Deuxième exemple avec le point 2 – Caractère restreint des comportements et des intérêts, le système est le même avec cette fois 8 cases. Les deux tableaux présentent des exemples succincts, tu peux avoir de nombreux d’autres exemples à noter, ou ne pas savoir remplir une des cases, ce n’est pas grave.

image d'illustration

L’essentiel, c’est qu’on s’y retrouve assez facilement, et que cela soit un support qui te convienne. C’est de ça dont tu vas devoir parler, sans doute pendant plusieurs rendez-vous. Plus tu parviens à le structurer en amont, mieux c’est : ta pensée sera plus organisée et tu risques moins de perdre tes moyens ou d’oublier des infos.

Tu as sans doute noté un tas de choses qui ne rentrent pas dans le tableau. Pas de panique : les particularités des personnes autistes sont nombreuses. Si toutes n’entrent pas dans les points « obligatoires » du diagnostic, elles n’en sont pas moins utiles pour te comprendre. Fais toi une colonne autres quelque part.

Tu as besoin d’un rappel avant de te lancer ? C’est ici :

Il n’existe pas de règles pour transmettre ces informations. C’est la personne qui te reçoit qui décide de sa manière de procéder. Cependant, l’ensemble des informations collectées sera utile pour établir ton anamnèse (histoire de vie).

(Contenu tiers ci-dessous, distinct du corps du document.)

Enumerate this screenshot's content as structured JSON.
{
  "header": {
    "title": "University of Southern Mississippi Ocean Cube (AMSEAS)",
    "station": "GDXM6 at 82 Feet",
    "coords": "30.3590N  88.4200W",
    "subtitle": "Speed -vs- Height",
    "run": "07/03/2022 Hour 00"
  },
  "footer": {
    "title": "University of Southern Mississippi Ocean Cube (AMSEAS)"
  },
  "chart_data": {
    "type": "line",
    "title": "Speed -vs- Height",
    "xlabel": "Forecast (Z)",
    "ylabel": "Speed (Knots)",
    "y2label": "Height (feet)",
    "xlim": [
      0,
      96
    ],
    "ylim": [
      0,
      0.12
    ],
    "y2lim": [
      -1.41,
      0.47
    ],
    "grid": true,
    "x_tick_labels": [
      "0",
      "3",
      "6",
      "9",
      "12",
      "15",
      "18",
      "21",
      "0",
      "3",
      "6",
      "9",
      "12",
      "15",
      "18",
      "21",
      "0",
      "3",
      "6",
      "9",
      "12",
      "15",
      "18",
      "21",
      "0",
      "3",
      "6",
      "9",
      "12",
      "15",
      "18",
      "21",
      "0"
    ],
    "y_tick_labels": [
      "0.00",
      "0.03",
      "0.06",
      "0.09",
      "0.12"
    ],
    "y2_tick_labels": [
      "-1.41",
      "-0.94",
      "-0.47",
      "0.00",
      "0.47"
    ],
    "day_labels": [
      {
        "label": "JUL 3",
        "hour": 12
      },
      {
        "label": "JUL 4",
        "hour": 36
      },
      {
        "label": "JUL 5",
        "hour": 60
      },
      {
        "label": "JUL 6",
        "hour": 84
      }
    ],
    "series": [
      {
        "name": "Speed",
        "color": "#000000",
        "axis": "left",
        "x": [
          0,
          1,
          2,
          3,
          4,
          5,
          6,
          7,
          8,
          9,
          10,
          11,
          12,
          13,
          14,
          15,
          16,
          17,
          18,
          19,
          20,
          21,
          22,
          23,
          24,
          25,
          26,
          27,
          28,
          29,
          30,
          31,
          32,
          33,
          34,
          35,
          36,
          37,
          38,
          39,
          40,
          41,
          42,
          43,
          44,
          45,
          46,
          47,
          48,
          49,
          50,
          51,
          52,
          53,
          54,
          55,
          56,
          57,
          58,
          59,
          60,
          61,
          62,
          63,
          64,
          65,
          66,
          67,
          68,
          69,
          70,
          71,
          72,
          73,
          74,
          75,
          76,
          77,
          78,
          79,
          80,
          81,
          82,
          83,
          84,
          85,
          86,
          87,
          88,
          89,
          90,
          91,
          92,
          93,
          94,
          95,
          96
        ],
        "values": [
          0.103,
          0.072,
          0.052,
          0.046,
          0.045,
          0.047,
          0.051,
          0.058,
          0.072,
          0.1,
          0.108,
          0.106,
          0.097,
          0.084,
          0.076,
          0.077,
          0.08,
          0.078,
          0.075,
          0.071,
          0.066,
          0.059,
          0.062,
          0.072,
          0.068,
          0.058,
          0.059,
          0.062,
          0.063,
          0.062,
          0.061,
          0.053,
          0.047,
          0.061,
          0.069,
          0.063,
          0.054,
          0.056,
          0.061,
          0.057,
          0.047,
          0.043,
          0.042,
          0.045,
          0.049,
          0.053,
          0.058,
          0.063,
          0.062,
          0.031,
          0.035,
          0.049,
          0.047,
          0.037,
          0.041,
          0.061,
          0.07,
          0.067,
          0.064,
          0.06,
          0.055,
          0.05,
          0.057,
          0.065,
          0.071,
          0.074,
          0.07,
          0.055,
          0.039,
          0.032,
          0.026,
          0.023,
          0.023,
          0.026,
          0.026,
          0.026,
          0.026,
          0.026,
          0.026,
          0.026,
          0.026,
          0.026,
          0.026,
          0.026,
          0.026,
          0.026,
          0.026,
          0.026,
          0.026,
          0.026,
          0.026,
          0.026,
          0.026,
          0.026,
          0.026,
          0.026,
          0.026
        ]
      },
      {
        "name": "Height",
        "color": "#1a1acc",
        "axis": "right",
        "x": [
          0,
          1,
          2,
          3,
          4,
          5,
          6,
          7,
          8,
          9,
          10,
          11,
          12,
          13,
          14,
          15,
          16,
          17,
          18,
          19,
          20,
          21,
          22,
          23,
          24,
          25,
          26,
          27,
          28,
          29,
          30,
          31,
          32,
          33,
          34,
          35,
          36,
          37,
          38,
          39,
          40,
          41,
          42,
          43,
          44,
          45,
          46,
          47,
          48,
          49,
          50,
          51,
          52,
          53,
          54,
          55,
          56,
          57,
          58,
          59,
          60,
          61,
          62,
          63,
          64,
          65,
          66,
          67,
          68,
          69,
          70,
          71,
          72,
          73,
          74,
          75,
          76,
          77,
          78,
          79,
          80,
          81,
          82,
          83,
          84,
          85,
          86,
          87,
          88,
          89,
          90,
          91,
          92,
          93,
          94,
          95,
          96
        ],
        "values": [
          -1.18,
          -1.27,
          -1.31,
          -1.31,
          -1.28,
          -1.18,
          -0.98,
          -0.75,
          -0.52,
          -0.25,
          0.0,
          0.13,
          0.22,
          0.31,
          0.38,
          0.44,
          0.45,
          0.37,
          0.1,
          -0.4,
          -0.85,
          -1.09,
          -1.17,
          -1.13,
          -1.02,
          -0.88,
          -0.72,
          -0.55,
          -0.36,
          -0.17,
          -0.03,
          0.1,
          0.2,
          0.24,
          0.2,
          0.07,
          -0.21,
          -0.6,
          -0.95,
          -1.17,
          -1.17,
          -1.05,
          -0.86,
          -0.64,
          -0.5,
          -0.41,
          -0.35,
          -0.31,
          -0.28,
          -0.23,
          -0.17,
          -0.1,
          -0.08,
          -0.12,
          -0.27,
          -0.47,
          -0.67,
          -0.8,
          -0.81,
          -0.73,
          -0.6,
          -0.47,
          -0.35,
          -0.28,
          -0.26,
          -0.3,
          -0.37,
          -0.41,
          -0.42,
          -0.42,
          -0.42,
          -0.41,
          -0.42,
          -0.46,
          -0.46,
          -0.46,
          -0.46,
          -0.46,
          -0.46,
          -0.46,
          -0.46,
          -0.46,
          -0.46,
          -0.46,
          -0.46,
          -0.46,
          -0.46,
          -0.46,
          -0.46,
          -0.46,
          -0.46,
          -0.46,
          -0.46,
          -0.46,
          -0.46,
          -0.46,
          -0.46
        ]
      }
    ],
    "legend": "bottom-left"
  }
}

Là où certain.es pros sont ouvert.es à l’idée d’une base écrite, d’autres sont plus réticent.es. C’est à toi de juger de ta meilleure option. S’il t’es difficile de t’exprimer à l’oral, si tu te sens particulièrement angoissé.e, transmettre le tableau réalisé est une méthode intéressante, soit par mail avant le rendez-vous, soit sur support papier le jour même, soit après.

Si ce n’est pas possible, c’est un support que tu es libre d’amener pour toi-même. Avoir structuré ta pensée en amont t’aidera à mieux formuler les raisons de ta demande, et certain.es personnes sont rassurées par un support écrit. Quoi qu’il en soit, il n’existe pas de mauvaise façon de procéder.


J’espère que cet article aura pu te rassurer dans un moment où les doutes et le syndrome de l’imposteur assaillent de nombreuses personnes en démarche diagnostique. Je t’ai présenté des conseils et une trame qui, en règle générale, aident les personnes dans ta situation. Ce n’est bien sûr qu’un exemple, qui peut permettre de se sentir moins perdu.e. N’hésite pas à te préparer de la manière qui te mettra le plus à l’aise, c’est la priorité !

Il me reste à te souhaiter un rendez-vous agréable et bienveillant qui te permette d’avancer.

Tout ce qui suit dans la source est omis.